Après son album le plus injustement sous-estimé ("Ice On Fire" - 1985), voici probablement le plus honni de la discographie d'Elton John. Au point que lui-même le présente comme son plus mauvais opus. Cependant, avant de tirer à boulets rouges sur ce "Leather Jackets" qui le mérite quand même un peu, il paraît indispensable de le replacer dans son contexte. En effet, à cette époque, l'artiste s'est marié avec une femme ingénieur du son nommée Renate Blauel, ce qui ne correspond pas vraiment aux penchants qu'il finira par assumer quelques années plus tard. De plus, Elton John baigne dans la drogue au point que Gus Dudgeon, qui produit à nouveau cet opus, dira plus tard que "la cocaïne lui sortait du nez et de la bouche". Tout ceci permet de mieux comprendre à quel point le génie est à la dérive, au point de s'afficher, en compagnie de ses musiciens, avec un look de biker à l'arrière de la pochette de ce disque, ce qui, là aussi, ne correspond pas vraiment à son profil.
Alors bien sûr, de nombreux artistes auraient été heureux de sortir un album du niveau de ce "Leather Jackets" qui ne contient pas vraiment de mauvais titre à proprement parler, certains étant d'ailleurs tirés des séances d'enregistrement de "Ice On Fire". L'éponyme qui ouvre les festivités est même bien rythmé et entraînant, profitant d'un bon refrain. Les ballades sont en nombre et certaines restent réussies, comme 'Gypsy Heart', soul-blues au joli solo de guitare, ou 'Slow Rivers' interprétée en duo avec Cliff Richards pour un résultat chaud et envoûtant. Enfin, composé sur des paroles de Cher, ce qui sera l'occasion d'une belle lutte d'ego avec la chanteuse, 'Don't Trust That Woman' offre une pop-funky légère et rafraîchissante avec un refrain accrocheur. Cependant, à quelques rares exceptions, rien ne se révèle non plus indispensable.

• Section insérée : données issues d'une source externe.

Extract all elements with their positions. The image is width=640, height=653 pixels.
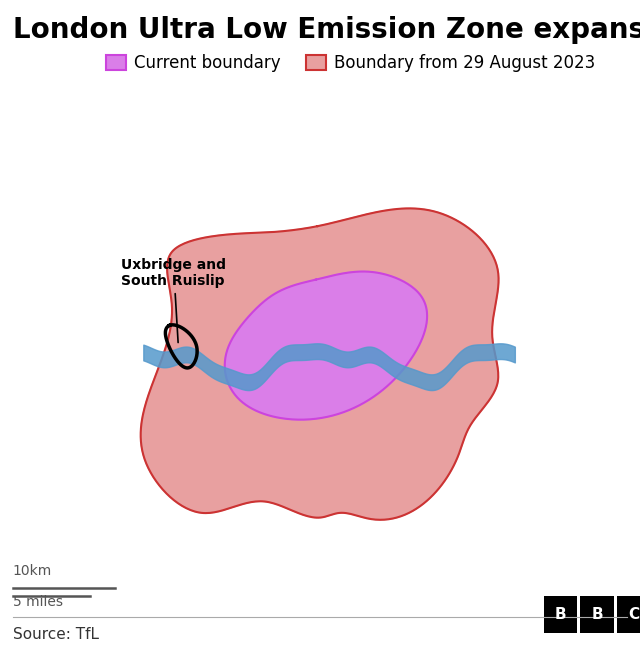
Text: 10km: 10km [13, 564, 52, 578]
Text: Source: TfL: Source: TfL [13, 627, 99, 642]
Text: 5 miles: 5 miles [13, 595, 63, 609]
Legend: Current boundary, Boundary from 29 August 2023: Current boundary, Boundary from 29 Augus… [99, 48, 602, 79]
Polygon shape [141, 208, 499, 520]
Text: B: B [591, 607, 603, 622]
Text: Uxbridge and
South Ruislip: Uxbridge and South Ruislip [122, 258, 227, 343]
Text: C: C [628, 607, 639, 622]
Polygon shape [225, 272, 427, 420]
Text: London Ultra Low Emission Zone expansion: London Ultra Low Emission Zone expansion [13, 16, 640, 44]
Text: B: B [555, 607, 566, 622]
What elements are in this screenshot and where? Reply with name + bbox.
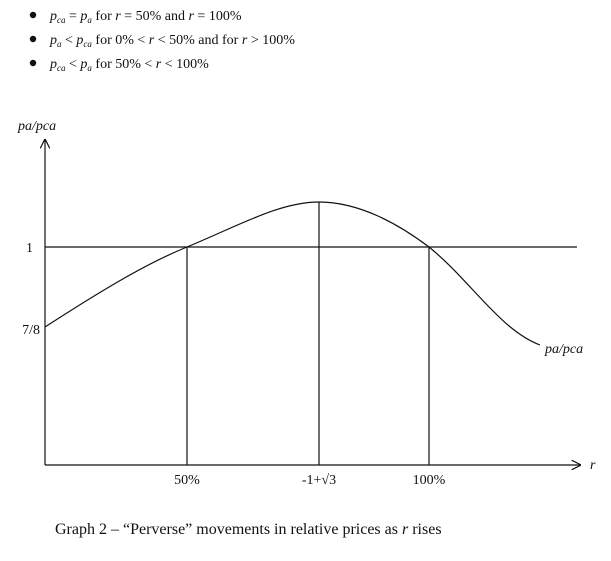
bullet: pca = pa for r = 50% and r = 100% (49, 9, 242, 25)
caption-var: r (402, 521, 409, 538)
bullet: pa < pca for 0% < r < 50% and for r > 10… (49, 33, 295, 49)
caption-text: Graph 2 – “Perverse” movements in relati… (55, 521, 402, 538)
y-label: 1 (26, 241, 33, 256)
y-axis-label: pa/pca (17, 119, 56, 134)
x-label: 100% (413, 473, 446, 488)
subscript: a (57, 39, 62, 49)
var: r (156, 57, 162, 72)
subscript: a (87, 15, 92, 25)
text: for 50% < (92, 57, 156, 72)
x-label: 50% (174, 473, 200, 488)
text: < (66, 57, 81, 72)
var: p (79, 9, 87, 24)
var: p (49, 57, 57, 72)
subscript: ca (83, 39, 92, 49)
text: < 100% (161, 57, 209, 72)
text: > 100% (247, 33, 295, 48)
bullet-dot (29, 11, 37, 19)
bullet-list: pca = pa for r = 50% and r = 100% pa < p… (29, 9, 295, 73)
var: r (115, 9, 121, 24)
var: r (242, 33, 248, 48)
subscript: a (87, 63, 92, 73)
text: < (62, 33, 77, 48)
caption: Graph 2 – “Perverse” movements in relati… (55, 521, 442, 538)
caption-text: rises (408, 521, 441, 538)
text: for (92, 9, 115, 24)
var: r (149, 33, 155, 48)
text: = 50% and (121, 9, 189, 24)
var: p (79, 57, 87, 72)
bullet-dot (29, 35, 37, 43)
graph: pa/pca r 1 7/8 50% -1+√3 100% pa/pca (17, 119, 596, 488)
y-label: 7/8 (22, 323, 40, 338)
subscript: ca (57, 15, 66, 25)
text: = (66, 9, 81, 24)
var: p (49, 9, 57, 24)
x-axis-label: r (590, 458, 596, 473)
curve (44, 201, 541, 346)
text: = 100% (194, 9, 242, 24)
bullet: pca < pa for 50% < r < 100% (49, 57, 209, 73)
subscript: ca (57, 63, 66, 73)
text: < 50% and for (154, 33, 242, 48)
var: r (188, 9, 194, 24)
text: for 0% < (92, 33, 149, 48)
curve-label: pa/pca (544, 342, 583, 357)
var: p (49, 33, 57, 48)
bullet-dot (29, 59, 37, 67)
var: p (75, 33, 83, 48)
x-label: -1+√3 (302, 473, 336, 488)
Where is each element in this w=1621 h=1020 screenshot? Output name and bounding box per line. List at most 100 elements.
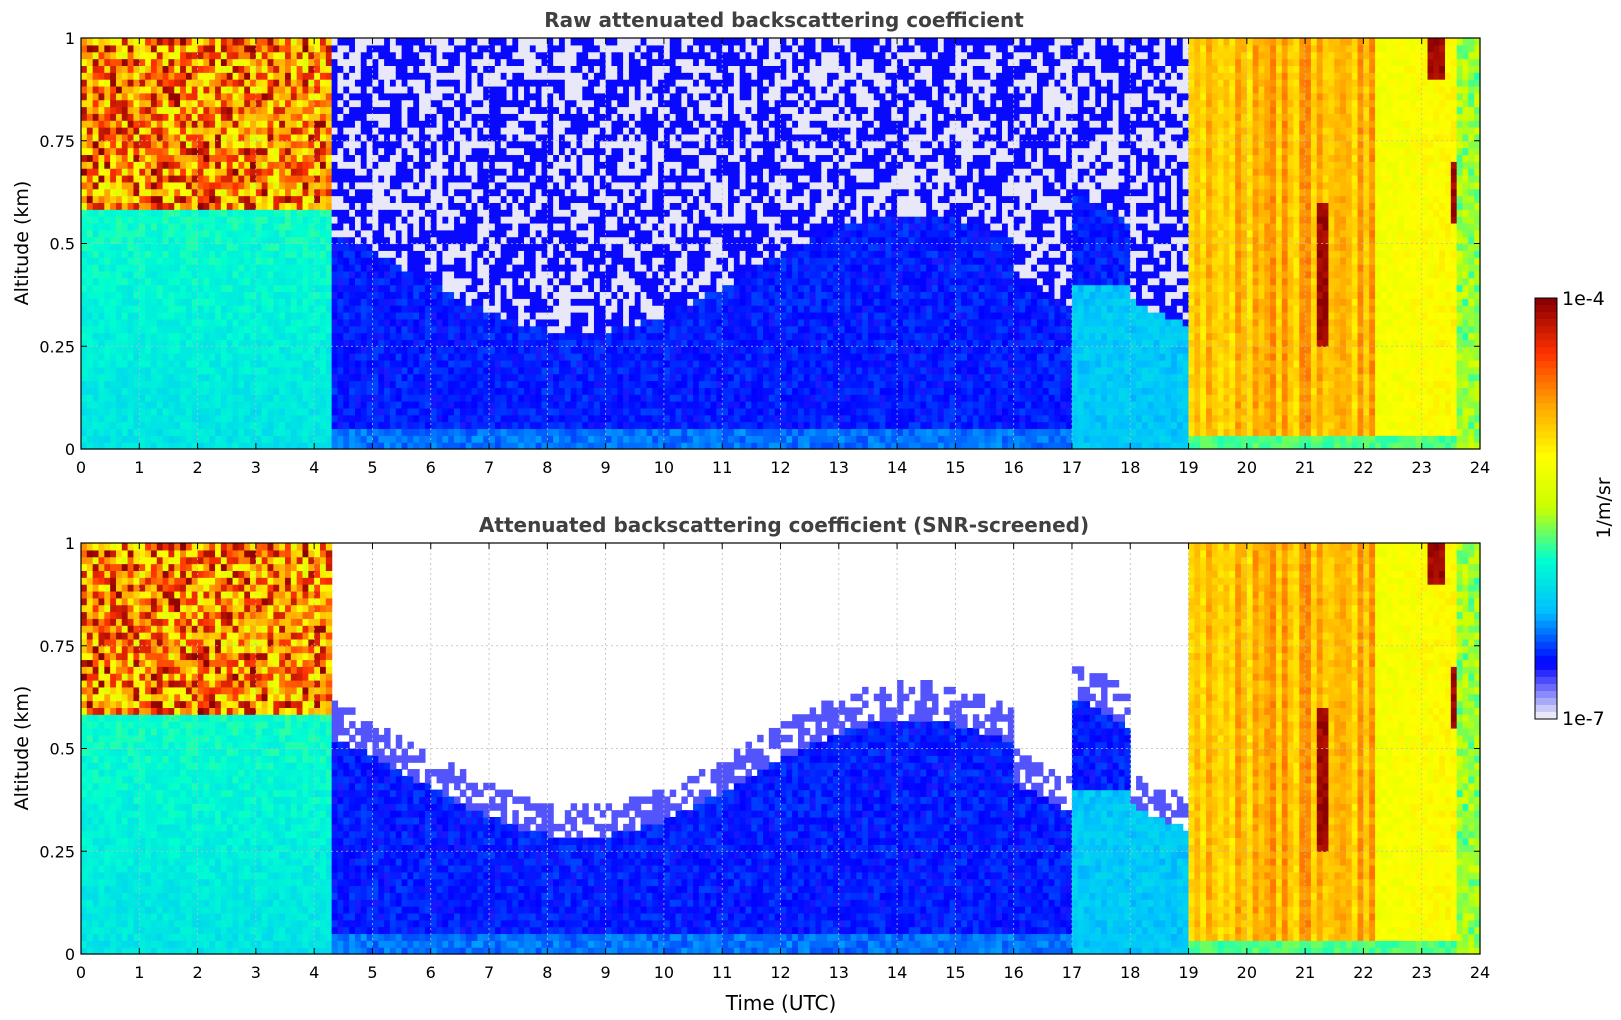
heatmap-cell — [314, 401, 321, 409]
heatmap-cell — [518, 373, 525, 382]
heatmap-cell — [407, 270, 414, 279]
heatmap-cell — [424, 79, 432, 87]
heatmap-cell — [547, 113, 554, 121]
heatmap-cell — [279, 188, 286, 197]
heatmap-cell — [459, 359, 467, 368]
heatmap-cell — [442, 428, 449, 436]
heatmap-cell — [331, 161, 339, 169]
heatmap-cell — [325, 72, 333, 80]
heatmap-cell — [349, 168, 356, 176]
heatmap-cell — [215, 325, 222, 334]
heatmap-cell — [250, 154, 257, 162]
heatmap-cell — [308, 312, 315, 320]
heatmap-cell — [133, 99, 140, 108]
heatmap-cell — [337, 147, 344, 156]
heatmap-cell — [349, 209, 356, 217]
heatmap-cell — [226, 222, 234, 231]
heatmap-cell — [180, 373, 187, 382]
heatmap-cell — [337, 325, 344, 334]
heatmap-cell — [314, 188, 321, 197]
heatmap-cell — [459, 305, 467, 313]
heatmap-cell — [436, 387, 444, 395]
heatmap-cell — [203, 106, 210, 114]
heatmap-cell — [477, 428, 484, 436]
heatmap-cell — [547, 195, 554, 203]
heatmap-cell — [180, 222, 187, 231]
heatmap-cell — [413, 99, 420, 108]
heatmap-cell — [349, 140, 356, 149]
heatmap-cell — [290, 346, 298, 354]
heatmap-cell — [471, 401, 478, 409]
heatmap-cell — [430, 38, 438, 46]
heatmap-cell — [110, 120, 117, 128]
heatmap-cell — [215, 270, 222, 279]
heatmap-cell — [255, 428, 263, 436]
heatmap-cell — [430, 85, 438, 94]
heatmap-cell — [150, 366, 158, 375]
heatmap-cell — [314, 202, 321, 210]
heatmap-cell — [389, 168, 397, 176]
heatmap-cell — [174, 359, 181, 368]
heatmap-cell — [349, 99, 356, 108]
heatmap-cell — [471, 44, 478, 53]
heatmap-cell — [524, 85, 531, 94]
heatmap-cell — [180, 38, 187, 46]
heatmap-cell — [180, 401, 187, 409]
heatmap-cell — [121, 407, 129, 416]
heatmap-cell — [448, 38, 455, 46]
heatmap-cell — [494, 380, 502, 388]
heatmap-cell — [424, 72, 432, 80]
heatmap-cell — [81, 264, 88, 272]
heatmap-cell — [150, 332, 158, 340]
heatmap-cell — [378, 222, 385, 231]
heatmap-cell — [121, 353, 129, 361]
heatmap-cell — [547, 133, 554, 142]
heatmap-cell — [220, 250, 228, 258]
heatmap-cell — [320, 291, 327, 299]
heatmap-cell — [174, 140, 181, 149]
heatmap-cell — [354, 85, 362, 94]
heatmap-cell — [296, 65, 304, 73]
heatmap-cell — [424, 401, 432, 409]
heatmap-cell — [506, 113, 513, 121]
heatmap-cell — [325, 257, 333, 265]
heatmap-cell — [325, 168, 333, 176]
heatmap-cell — [285, 175, 292, 183]
heatmap-cell — [389, 202, 397, 210]
heatmap-cell — [331, 250, 339, 258]
heatmap-cell — [261, 236, 269, 245]
heatmap-cell — [308, 435, 315, 443]
heatmap-cell — [115, 120, 123, 128]
heatmap-cell — [419, 243, 426, 251]
heatmap-cell — [349, 72, 356, 80]
heatmap-cell — [98, 298, 105, 306]
heatmap-cell — [279, 79, 286, 87]
heatmap-cell — [290, 414, 298, 423]
heatmap-cell — [226, 318, 234, 327]
heatmap-cell — [471, 127, 478, 135]
heatmap-cell — [133, 140, 140, 149]
heatmap-cell — [518, 188, 525, 197]
heatmap-cell — [203, 359, 210, 368]
heatmap-cell — [465, 277, 473, 286]
heatmap-cell — [395, 175, 403, 183]
heatmap-cell — [325, 147, 333, 156]
heatmap-cell — [407, 175, 414, 183]
heatmap-cell — [267, 312, 274, 320]
heatmap-cell — [477, 298, 484, 306]
heatmap-cell — [349, 264, 356, 272]
heatmap-cell — [81, 332, 88, 340]
heatmap-cell — [110, 332, 117, 340]
heatmap-cell — [86, 387, 94, 395]
heatmap-cell — [156, 161, 164, 169]
heatmap-cell — [156, 38, 164, 46]
heatmap-cell — [197, 387, 205, 395]
heatmap-cell — [483, 140, 490, 149]
heatmap-cell — [518, 387, 525, 395]
heatmap-cell — [500, 401, 508, 409]
heatmap-cell — [430, 120, 438, 128]
heatmap-cell — [290, 147, 298, 156]
heatmap-cell — [518, 442, 525, 450]
heatmap-cell — [285, 222, 292, 231]
heatmap-cell — [244, 387, 251, 395]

C'est d'ailleurs la raison qui rend cet opus décevant car rien ici ne semble taillé pour traverser le temps et se maintenir dans les setlists du maître des lieux qui donne parfois l'impression d'être en mode automatique, capable de maintenir un niveau respectable ('Hoop Of Fire', 'Go It Alone') mais loin de ce qu'il est capable de produire lorsqu'il s'en donne la peine. Symptomatique de cet état de fait, aucun single ne parviendra à intégrer les différents tops 50 à travers le monde, ce qui n'était pas arrivé depuis "Tumbleweed Connection", ce qui était logique pour ce dernier, étant donné qu'il n'avait proposé aucun titre à cet exercice. 'Heartache All Over The World', pop-funk légère aux sonorités cheap échouera à la 55ème place du Bilboard, 'Slow River' obtiendra un succès d'estime en Grande-Bretagne, et plus surprenant, 'Paris' tournera en boucle sur certaines radios jazz alors qu'il n'a de jazz que quelques harmonies.
Marqué par son final enchaînant trois ballades et se terminant sur un 'I Fall Apart' laissant transparaître la fatigue de l'artiste au travers de sa voix, "Leather Jackets" montre un Elton John en fin de cycle. La plupart des titres dévoilent un chanteur et compositeur en auto-pilotage, offrant un minimum qui aurait pu suffire pour nombre de ses confrères, mais qui se révèle très insuffisant pour un artiste de sa trempe. Loin de mériter l'opprobre qu'il subit depuis de nombreuses années, cet opus, comme son prédécesseur, se doit d'être replacer dans son contexte, même si, en ce qui le concerne, ceci ne suffira pas à en faire un bon album.